Not quite drama or comedy, this story about love takes place in trendy Paris during the fashionable '20s. The leading lady, Magda, lives under the protection of a patron and enjoys high society. After the company gathers on stage and sings an arrangement about how love doesn't exist, Magda remembers a fling she had years before, and longs for a meaningful relationship (and some fun, really). She takes off to a popular joint to have her night out, and amid some funny chance encounters, takes off with a man she'd only just met.

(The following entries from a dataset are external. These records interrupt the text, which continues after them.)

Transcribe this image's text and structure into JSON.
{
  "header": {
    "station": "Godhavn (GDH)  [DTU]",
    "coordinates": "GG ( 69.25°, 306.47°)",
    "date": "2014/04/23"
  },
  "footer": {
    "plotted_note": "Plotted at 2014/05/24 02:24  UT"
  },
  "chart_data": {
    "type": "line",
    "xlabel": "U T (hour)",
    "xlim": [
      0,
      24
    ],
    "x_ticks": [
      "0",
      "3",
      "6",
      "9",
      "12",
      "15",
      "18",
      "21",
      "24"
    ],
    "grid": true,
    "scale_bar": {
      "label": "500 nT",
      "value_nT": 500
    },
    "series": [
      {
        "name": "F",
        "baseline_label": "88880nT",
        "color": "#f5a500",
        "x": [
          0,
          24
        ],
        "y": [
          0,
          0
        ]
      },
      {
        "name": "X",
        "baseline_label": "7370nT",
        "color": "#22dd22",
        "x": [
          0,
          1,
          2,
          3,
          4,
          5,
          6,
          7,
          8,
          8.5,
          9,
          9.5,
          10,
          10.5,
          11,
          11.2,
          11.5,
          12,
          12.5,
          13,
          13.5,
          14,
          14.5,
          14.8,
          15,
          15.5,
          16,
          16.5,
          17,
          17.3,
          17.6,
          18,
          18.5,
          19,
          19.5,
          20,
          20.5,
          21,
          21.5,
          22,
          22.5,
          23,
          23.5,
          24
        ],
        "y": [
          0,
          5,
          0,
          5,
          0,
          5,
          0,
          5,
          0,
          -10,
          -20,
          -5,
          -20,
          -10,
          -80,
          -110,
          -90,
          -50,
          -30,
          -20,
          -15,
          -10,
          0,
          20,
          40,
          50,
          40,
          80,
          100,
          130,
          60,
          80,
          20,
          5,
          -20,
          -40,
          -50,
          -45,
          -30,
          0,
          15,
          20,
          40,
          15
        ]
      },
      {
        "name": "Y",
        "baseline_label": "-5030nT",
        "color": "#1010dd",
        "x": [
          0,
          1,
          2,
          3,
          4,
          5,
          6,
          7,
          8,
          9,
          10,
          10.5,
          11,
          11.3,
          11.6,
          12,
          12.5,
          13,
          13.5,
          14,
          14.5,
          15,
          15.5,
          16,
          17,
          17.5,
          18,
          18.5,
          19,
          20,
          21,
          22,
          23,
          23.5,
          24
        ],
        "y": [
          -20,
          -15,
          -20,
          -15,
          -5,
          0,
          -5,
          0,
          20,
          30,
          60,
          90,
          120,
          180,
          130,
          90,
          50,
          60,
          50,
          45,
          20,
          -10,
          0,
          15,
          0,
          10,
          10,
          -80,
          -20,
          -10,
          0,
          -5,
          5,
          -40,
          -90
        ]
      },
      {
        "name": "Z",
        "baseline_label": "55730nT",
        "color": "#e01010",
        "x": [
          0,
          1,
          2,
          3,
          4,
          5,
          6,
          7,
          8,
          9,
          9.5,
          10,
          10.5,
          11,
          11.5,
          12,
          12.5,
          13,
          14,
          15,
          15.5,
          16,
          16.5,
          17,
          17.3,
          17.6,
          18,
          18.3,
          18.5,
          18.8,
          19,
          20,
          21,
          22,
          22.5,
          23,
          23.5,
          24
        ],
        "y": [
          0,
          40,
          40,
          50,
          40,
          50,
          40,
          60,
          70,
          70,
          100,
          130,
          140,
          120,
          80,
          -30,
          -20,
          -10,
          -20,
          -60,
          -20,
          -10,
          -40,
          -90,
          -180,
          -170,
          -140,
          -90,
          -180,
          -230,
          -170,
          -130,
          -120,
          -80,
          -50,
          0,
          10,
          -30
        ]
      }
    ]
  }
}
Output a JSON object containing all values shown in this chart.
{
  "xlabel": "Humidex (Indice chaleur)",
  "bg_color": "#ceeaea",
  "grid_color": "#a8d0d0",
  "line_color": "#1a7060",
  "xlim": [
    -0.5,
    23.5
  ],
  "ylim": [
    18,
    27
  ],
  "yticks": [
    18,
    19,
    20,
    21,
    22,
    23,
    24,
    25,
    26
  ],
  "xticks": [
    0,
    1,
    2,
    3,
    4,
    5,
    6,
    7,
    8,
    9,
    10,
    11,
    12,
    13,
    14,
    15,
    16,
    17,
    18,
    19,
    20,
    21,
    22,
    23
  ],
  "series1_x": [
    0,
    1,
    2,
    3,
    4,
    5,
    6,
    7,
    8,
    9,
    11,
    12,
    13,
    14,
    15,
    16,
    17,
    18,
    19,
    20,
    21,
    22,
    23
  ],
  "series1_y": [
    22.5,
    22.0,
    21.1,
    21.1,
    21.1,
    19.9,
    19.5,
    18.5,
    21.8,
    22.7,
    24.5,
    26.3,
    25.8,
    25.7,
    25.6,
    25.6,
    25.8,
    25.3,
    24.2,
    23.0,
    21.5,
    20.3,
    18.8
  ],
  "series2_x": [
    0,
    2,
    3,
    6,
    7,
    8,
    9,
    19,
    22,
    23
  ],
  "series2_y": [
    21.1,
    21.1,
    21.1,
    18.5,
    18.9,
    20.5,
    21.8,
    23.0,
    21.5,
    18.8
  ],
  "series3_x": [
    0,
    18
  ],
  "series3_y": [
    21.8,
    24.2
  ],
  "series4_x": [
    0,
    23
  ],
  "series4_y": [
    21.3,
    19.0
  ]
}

Now, this would seem like a fun love story up until this point. I thought so, too, but then Act III happened. She's been with her lover for some time, and when he asks her to marry him she has some misgivings about her past, deciding it'd be too shameful for him to be with her. Instead of going with the "love conquers all" route, the story ends with her returning to her patron back in Paris, "where she belongs."
What gives? An ending like that should be illegal!
Something I learned later that evening is the title, "La Rondine," means "the swallow," as in the bird that goes away for a short while then returns. This little escapade of Magda's was treated as a flight of fancy, and a visiting friend from Paris came by her beach-side getaway to tell her that people were talking. Nobody expected Magda to run off with a lover! And her poor protector, all alone back home.
It's a terrible thing that she decided she didn't deserve to be happy. It would have made for a fun, heart warming ending, but even with the ridiculous turn of events that last Act was just gorgeous.
I was fortunate to get to see this as it premiered at the Florida Grand Opera and hope it returns sometime for more people to enjoy!
There are two more shows this season: Rigoletto, which I'm told is dramatic to the max, and Romeo and Juliet, which I had no idea was also an opera. I'm greatly looking forward to both, and will be writing about them here as I see them!